5. Theoretical and Practical Performance
Empirical and theoretical analyses indicate that discriminative sampling frameworks achieve:
- Reduction of sample complexity: Factors of 2–5 improvement in required simulations or experiments for target error levels, with gains especially pronounced in high-dimensional or chaotic regimes.
- Variance and robustness improvements: Lower variance in estimator error and increased resilience to measurement noise or unfavorable initial conditions, as seen in SINDy-bagging or residual-distribution-based sampling (Bao et al., 17 Dec 2025, An et al., 2023).
- Algorithmic convergence and stability: For gradient/saddle-point flows (e.g., for system L₂ gain or passivity), local and global convergence proofs apply, and robust practical rates are observed (Koch et al., 2019).
- Handling multimodality and structural complexity: Techniques such as residual-based multi-peak sampling or graph-structured particle filtering enable discriminative sampling in the presence of multimodal posterior structures or complex spatio-temporal dependencies (An et al., 2023, Gama et al., 2023).
6. Limitations, Caveats, and Practical Considerations
- Computational cost: FIM and entropy computation is O(q²m) or higher per segment; careful precomputation and thresholding are sometimes necessary for scalability in high dimensions (Bao et al., 17 Dec 2025).
- Overfitting and ill-conditioning: Over-emphasis on high-residual or high-information regions may bias parameter estimates or inflate the condition number; spectral regularization or bagging is recommended to mitigate these effects (Bao et al., 17 Dec 2025, An et al., 2023).

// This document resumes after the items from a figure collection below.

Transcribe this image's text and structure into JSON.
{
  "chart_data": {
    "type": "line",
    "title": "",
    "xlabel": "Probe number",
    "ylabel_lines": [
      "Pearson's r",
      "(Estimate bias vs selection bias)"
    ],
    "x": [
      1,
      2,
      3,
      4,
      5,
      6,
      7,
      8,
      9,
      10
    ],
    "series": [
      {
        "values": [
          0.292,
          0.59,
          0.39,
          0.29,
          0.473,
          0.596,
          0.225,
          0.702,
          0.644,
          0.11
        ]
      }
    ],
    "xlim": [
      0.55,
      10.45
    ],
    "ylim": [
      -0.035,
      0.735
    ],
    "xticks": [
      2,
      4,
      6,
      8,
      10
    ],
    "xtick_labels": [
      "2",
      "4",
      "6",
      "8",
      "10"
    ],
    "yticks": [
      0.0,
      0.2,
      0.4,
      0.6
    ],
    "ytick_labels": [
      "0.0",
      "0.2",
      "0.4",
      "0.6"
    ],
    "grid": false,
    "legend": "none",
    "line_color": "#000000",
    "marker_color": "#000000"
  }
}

- Hyperparameter selection: For some acquisition criteria (e.g., entropy, D-optimality), the choice of information metric and surrogate model parameters can affect efficacy and stability, necessitating cross-validation or pilot studies.

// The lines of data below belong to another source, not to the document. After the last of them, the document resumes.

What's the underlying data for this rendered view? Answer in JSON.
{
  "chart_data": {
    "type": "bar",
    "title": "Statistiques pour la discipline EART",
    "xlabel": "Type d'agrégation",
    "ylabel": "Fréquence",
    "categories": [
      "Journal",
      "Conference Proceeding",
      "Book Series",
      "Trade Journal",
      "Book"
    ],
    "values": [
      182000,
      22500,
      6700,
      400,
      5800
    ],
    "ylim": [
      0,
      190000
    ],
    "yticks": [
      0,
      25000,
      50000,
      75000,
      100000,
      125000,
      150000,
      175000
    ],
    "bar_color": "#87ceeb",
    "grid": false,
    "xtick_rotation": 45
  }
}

- No free lunch for worst-case design: Semidefinite relaxations in model-discriminative input design are exact only in restricted cases; in high-cardinality models, the gap may grow and approximation is traded for tractability (Cheong et al., 2013).
- Interpretability versus flexibility: Highly flexible methods (e.g., invertible neural flows in filtering) increase expressivity but may be less interpretable and require more computational resources (Gama et al., 2023).

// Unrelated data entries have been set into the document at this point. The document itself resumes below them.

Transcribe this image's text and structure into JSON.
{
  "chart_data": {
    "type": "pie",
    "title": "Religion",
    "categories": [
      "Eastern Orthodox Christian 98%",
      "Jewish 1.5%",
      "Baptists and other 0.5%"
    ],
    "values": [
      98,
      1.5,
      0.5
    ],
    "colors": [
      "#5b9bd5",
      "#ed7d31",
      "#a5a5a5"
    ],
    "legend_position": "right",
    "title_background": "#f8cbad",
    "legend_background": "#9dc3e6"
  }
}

7. Outlook and Generalization
Discriminative sampling has seen rapid methodological unification, connecting classical optimal design (Fisher, D-optimality), Bayesian active learning, and contemporary machine learning-based active sampling. The trend emphasizes principled, data- and resource-efficient strategies as foundational for robust, noise-tolerant, and scalable model verification, discovery, and statistical inference in dynamical systems. Application areas span control, physics, biological modeling, and engineering, with widespread adoption in simulation-based verification, system identification, experimental design, fault detection, Bayesian inference, and neural surrogate-based inverse problems. The continued development of computationally-efficient, theoretically-grounded, and robust discriminative sampling schemes remains a central concern for modern dynamical systems science and engineering.